With alignment on user needs and business goals we should be solving for, I then defined a list of features that would help us solve for both, and prioritized them based on impact and effort accordingly. Since I knew most of her users land directly on a recipe page or the homepage, we prioritized feature that impacted both.

Design & Ideation

INFORMATION ARCHITECTURE, WIREFRAMING

Site Map

Since Lou has an existing website, we had to figure out how to fit new features and pages into the existing work flow so that the redesign is fluid.

Mid Fidelity Wireframes

From here, I was able to sketch, then eventually create responsive wireframes to leverage  in usability testing with users. Here, I focused on optimizing design for mobile first and then scaling the components to desktop and tablet afterwards.

Iterating & 
Improving

USABILITY TESTING

Lou's Feedback

It was important to meet with Lou at this point, because she had not yet hired a developer, but could bring expertise from having worked with Wordpress plugins and other developers in the past, to assess level of effort and feasibility of the designs within Wordpress constraints.

Usability Testing

Simultaneously, we needed to test mobile wireframes with actual users.

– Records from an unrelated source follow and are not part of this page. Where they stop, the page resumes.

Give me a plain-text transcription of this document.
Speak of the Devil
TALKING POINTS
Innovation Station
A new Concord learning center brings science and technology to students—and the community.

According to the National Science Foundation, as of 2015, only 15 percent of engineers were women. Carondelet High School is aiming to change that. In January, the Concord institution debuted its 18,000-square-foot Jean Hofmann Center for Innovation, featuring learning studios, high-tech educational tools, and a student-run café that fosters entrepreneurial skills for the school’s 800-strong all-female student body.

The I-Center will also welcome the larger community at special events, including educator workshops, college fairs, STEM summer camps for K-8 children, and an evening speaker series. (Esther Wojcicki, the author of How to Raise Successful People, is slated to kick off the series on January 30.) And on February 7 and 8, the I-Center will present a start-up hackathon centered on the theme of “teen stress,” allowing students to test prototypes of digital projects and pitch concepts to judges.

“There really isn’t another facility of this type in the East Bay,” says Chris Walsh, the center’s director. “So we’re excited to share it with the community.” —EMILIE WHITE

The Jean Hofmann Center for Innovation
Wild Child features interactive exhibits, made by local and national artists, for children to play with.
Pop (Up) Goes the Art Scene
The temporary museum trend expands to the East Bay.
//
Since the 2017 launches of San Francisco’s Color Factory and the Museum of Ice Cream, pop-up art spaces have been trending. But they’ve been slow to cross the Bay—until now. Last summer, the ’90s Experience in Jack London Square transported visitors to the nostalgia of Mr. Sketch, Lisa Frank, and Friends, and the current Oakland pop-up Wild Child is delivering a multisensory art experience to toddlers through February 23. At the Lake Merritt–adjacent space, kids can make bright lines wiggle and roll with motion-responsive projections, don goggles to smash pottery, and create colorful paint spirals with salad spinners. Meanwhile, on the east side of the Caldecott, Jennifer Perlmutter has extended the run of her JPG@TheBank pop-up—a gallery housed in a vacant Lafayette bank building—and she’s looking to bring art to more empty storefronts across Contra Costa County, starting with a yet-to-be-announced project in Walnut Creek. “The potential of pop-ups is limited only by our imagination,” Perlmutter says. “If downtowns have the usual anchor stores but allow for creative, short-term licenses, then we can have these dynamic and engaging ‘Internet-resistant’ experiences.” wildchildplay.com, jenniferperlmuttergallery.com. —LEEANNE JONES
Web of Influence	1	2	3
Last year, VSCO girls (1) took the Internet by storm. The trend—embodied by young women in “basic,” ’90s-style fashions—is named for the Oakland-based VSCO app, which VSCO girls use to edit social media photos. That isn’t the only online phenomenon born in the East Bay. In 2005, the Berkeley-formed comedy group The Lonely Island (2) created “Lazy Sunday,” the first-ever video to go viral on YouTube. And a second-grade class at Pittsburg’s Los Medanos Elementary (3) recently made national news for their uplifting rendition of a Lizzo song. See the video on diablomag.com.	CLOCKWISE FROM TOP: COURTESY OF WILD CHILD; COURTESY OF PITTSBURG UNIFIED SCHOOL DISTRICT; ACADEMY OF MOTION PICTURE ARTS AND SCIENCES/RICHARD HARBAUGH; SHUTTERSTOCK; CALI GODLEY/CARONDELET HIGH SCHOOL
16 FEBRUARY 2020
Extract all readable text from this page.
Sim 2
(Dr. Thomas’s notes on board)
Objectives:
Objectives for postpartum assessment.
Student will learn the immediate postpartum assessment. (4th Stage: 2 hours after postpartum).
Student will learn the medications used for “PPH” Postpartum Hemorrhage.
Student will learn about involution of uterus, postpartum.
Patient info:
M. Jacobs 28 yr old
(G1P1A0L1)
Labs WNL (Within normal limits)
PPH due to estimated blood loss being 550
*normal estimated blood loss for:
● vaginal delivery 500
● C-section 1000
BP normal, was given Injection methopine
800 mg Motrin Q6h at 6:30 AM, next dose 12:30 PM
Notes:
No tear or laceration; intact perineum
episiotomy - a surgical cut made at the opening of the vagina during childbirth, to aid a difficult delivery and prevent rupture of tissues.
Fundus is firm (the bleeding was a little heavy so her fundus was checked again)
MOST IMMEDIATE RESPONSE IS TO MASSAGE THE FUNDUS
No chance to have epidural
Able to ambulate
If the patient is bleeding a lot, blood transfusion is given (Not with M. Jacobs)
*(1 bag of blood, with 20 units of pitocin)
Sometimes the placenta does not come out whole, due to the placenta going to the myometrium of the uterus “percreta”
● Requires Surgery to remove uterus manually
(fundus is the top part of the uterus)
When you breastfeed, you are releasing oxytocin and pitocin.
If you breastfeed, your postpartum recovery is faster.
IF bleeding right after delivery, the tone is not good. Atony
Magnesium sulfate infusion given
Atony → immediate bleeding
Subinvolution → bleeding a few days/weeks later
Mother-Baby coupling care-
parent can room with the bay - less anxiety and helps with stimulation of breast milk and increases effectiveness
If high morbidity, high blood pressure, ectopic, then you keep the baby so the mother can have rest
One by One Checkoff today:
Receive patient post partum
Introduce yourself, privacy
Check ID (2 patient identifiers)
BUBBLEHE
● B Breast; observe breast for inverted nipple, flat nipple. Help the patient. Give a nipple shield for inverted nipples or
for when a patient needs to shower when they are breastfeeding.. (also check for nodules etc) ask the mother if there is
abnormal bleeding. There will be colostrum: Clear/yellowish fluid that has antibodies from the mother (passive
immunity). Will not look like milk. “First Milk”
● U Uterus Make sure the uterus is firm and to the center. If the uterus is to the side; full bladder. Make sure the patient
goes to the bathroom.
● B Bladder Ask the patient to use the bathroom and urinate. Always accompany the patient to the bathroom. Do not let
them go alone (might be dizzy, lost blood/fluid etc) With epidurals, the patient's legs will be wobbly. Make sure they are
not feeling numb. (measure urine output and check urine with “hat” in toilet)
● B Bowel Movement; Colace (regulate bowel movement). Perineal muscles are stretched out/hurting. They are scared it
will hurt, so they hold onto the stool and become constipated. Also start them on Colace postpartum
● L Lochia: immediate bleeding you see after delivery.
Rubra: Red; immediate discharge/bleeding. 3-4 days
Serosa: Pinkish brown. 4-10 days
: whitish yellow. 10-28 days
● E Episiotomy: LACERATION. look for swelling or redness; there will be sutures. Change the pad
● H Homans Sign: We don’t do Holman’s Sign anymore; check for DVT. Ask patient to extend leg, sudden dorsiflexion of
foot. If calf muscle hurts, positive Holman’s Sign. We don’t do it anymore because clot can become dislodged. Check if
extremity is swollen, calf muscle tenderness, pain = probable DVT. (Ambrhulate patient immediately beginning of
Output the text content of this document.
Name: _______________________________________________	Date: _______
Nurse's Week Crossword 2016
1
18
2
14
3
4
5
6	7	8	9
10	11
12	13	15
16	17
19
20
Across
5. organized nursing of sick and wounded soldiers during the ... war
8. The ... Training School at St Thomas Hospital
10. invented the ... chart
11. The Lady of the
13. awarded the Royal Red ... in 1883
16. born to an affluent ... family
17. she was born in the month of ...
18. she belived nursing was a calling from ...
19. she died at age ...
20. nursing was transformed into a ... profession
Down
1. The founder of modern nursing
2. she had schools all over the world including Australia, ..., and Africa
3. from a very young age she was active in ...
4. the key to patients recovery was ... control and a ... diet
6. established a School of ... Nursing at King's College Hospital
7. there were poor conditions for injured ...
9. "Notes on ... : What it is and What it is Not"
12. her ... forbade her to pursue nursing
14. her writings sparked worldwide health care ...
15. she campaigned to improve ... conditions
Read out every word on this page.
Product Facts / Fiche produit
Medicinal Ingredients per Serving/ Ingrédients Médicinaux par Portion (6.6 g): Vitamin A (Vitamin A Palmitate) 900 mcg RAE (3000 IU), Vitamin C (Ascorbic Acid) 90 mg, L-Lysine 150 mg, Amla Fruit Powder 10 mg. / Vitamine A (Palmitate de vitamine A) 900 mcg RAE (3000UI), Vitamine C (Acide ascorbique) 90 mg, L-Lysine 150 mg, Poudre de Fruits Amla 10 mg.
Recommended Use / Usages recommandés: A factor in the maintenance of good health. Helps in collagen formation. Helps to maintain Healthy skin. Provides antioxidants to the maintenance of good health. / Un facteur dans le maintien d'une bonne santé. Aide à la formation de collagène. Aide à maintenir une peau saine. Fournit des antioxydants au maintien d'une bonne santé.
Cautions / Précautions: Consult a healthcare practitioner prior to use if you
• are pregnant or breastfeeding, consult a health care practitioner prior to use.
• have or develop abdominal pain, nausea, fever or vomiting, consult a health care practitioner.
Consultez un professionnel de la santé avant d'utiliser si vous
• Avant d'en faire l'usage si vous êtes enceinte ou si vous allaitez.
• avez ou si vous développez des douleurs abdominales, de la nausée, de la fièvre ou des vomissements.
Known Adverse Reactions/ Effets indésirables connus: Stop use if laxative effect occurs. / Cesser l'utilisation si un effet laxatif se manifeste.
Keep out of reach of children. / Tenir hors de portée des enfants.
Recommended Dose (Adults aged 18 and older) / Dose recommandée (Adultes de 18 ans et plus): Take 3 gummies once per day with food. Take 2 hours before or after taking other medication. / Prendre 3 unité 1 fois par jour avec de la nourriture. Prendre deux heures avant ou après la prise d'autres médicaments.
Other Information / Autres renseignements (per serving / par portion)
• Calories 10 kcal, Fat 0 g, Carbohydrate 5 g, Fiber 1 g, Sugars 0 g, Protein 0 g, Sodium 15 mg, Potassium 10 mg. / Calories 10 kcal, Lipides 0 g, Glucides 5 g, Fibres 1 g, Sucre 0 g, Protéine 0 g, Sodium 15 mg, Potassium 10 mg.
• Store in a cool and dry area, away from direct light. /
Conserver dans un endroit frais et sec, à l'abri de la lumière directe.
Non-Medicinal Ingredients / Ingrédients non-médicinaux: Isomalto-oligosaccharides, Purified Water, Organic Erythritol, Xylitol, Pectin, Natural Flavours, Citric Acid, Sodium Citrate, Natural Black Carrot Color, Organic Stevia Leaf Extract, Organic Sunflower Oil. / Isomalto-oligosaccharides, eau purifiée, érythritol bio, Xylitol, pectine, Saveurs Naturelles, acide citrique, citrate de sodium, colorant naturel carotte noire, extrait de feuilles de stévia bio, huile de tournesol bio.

The main objectives of usability testing were to:

  • Assess overall usability of mobile navigation and filters
  • Observe how users would use the recipe page in real-time while cooking
  • Understand if the new homepage features helped increase engagement and interest

Through both testing and working with Lou, we were able to align on visual edits to be made and a few design challenges to tackle.

01. Recipe Card

Re-envisioning Living Lou

DESIGN SYSTEM

Evaluating Living Lou's existing visual design

Introducing a new color palette & typography

Introducing Living Lou

THE FINAL DESIGN

From Lou's Previous Design...

To Living Lou 2.0

Interactive Homepage with CTAs

Discover Lou’s featured recipes of the season, her most popular recipes of all time, how to contact and work with her, and get to know her as a chef!

Recipe Index

Efficiently filter, sort, and search through Lou’s catalogue of recipes in a way that’s optimized for mobile, tablet, and desktop users alike, for everyone to use while cooking on the go.

Recipe Pages

Get the key information and ingredients you need at a glance from recipe cards and read even more detailed information about the recipe creation process at your leisure.




Rose, Bud,
Thorn

LEARNINGS & REFLECTIONS

Living Lou is the first freelance project I worked on that involved both my client, a developer, and an existing product. I learned a lot about the process of creating within technical constraints and balancing stakeholder / user needs.

🌹 01. Rose - Wins and Learnings

Working with a stakeholder demonstrated the importance of quick pivots and fast iteration. While working with Lou, I always felt like I needed more time to research or test. But due to time and resource constraints, I saw the value in presenting options, choosing a direction based on assumptions, and iterating based on insights we gained from that decision.

🌱 02. Bud - Future Opportunities

In the future, I see potential to expand the existing Living Lou website to accommodate Lou's growing brand - potentially to allow purchases of merchandise and support different forms of media content. This could mean new website feature or even a native mobile app to support her ever growing platform.

🌵03. Thorn - Challenges

Adapting an existing design within the constraints of the hosting platform that Lou used showed me how important it is to constantly check in and develop a partnership with the development team. Getting constant alignment and feedback is important to ensure you're working towards the same goal!